Mais qui est donc la belle captive ? Magritte nous met sur sa piste avec une poignée d’indices : voyons-nous le monde tel qu’il est réellement ou projetons-nous une fausse image de la réalité sur l’écran mental de la conscience ? Comment le langage colore-t-il ce que nous voyons ? Robbe-Grillet brouille les pistes. Son texte agit comme un faux miroir des œuvres, tantôt glissement, tantôt chevauchement, son mouvement perpétuel, suspendu au contexte des images, est la traduction de l’incertitude consubstantielle à toute perception. Il défigure et disloque le dernier témoignage de réalité. Or, c’est tout l’enjeu de La Belle Captive qui pose l’éventualité d’une possible confusion — ou plutôt symbiose —  entre réalité et fiction. Les jeux de langage de Robbe-Grillet, comme les jeux visuels de Magritte l’attestent : il faut penser au large pour élargir le monde.

La belle captive est-elle la femme emmurée de La Femme Introuvable (1928) ? Celle mimant le plaisir érotique dans L’invention du feu (1946) ? Ou est-ce encore le cadavre de L’Assassin menacé (1927) ? Elle est tout cela et rien à la fois. La belle captive semble dès lors représenter la poursuite par les artistes d’une triple réalité : le sujet, l’objet et sa représentation. Elle s’applique dès lors à brouiller les frontières ambiguës entre peinture et littérature, réel et imaginaire, pointant par extension la relativité des systèmes de classification en tous genres.
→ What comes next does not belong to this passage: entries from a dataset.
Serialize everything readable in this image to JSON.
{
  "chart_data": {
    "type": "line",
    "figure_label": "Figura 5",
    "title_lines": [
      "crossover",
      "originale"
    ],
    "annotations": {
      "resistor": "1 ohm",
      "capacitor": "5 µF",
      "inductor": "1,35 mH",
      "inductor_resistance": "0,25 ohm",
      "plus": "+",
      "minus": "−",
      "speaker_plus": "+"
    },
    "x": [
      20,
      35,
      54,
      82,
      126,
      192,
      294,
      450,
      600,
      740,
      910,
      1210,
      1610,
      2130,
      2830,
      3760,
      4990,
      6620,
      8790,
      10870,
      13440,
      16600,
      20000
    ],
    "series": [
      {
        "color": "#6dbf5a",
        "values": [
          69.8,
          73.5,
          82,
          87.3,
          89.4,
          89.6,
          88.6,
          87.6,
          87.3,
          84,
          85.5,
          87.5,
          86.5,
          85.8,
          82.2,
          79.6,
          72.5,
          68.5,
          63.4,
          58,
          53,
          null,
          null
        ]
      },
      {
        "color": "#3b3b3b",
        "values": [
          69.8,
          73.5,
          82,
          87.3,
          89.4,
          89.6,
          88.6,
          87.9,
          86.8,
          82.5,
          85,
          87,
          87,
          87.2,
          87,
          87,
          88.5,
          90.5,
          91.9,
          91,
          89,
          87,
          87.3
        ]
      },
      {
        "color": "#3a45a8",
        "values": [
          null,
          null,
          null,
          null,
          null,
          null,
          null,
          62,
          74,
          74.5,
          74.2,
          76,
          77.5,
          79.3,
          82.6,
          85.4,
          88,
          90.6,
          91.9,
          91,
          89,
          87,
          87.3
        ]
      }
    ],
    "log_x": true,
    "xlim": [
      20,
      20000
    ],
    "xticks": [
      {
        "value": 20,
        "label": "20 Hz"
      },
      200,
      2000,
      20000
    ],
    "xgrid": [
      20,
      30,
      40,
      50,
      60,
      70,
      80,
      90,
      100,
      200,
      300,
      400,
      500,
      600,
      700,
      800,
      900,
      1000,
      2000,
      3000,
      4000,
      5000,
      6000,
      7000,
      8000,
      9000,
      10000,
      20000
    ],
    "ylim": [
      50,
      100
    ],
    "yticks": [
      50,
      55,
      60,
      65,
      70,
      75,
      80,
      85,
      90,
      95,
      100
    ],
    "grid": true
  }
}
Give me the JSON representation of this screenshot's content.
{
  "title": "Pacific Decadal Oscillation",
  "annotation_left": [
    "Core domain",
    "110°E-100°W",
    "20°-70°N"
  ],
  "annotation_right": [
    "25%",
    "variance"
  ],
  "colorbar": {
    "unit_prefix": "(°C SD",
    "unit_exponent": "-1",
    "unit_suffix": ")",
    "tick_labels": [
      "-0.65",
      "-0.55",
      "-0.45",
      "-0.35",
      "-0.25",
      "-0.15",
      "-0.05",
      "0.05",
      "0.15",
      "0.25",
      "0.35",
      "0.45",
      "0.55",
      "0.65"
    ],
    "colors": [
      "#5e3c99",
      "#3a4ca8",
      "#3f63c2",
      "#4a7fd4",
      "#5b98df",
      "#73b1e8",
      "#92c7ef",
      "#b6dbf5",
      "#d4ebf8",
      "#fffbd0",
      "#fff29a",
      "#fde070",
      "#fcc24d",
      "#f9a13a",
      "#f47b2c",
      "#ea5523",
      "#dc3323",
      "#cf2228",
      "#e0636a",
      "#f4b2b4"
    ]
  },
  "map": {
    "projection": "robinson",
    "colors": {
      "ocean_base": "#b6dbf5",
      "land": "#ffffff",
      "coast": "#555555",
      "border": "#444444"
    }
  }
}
Robbe-Grillet, pour le dire avec Édouard Glissant, développe le versant plastique d’une « pensée archipélique » de l’hybridation ; une pensée tranchante, en équilibre sur le fil du rasoir, toujours prête à basculer, mais dont la force de frappe dépend précisément de sa versatilité.

René Magritte, L’œil, sans date.
Collection Madame Georgette Magritte — Photo : Bijtebier

Alain Robbe-Grillet & René Magritte, La belle captive,
La bibliothèque des arts, Lausanne, Paris, 1975.
© Cosmos Textes               
 © Madame Georgette Magritte

L’ultime fiction de l’auteur s’incarnerait dès lors dans cette puissance en actes, joueuse et malicieuse, qui allie le même et son contraire, l’envers et l’endroit dans un incessant jeu de faux semblants — un piège pour amateur de structures dépourvues de sens. En s’emparant des toiles de Magritte, Robbe-Grillet crée une œuvre ouverte, dont chaque aspect recèle un potentiel poétique. C’est une fois le dialogue activé entre peinture et littérature que nous découvrons la femme cachée, celle qui déborde du cadre pour contaminer imaginaire et réel, espaces artistique et physique, comme réserve d’art. De cette entreprise de déstabilisation patiente et tenue, le critique Maurice Blanchot y remarque un effet particulier sur le lecteur, qui comme Matthias dans Le Voyeur, se retrouve à la « limite où pourraient se rejoindre, en un dehors irreprésentable, les grandes dimensions de l’être. »

La belle captive des deux artistes prend son élan dans le rêve éveillé de l’inconscient et leur désir d’approfondir notre perception de la réalité.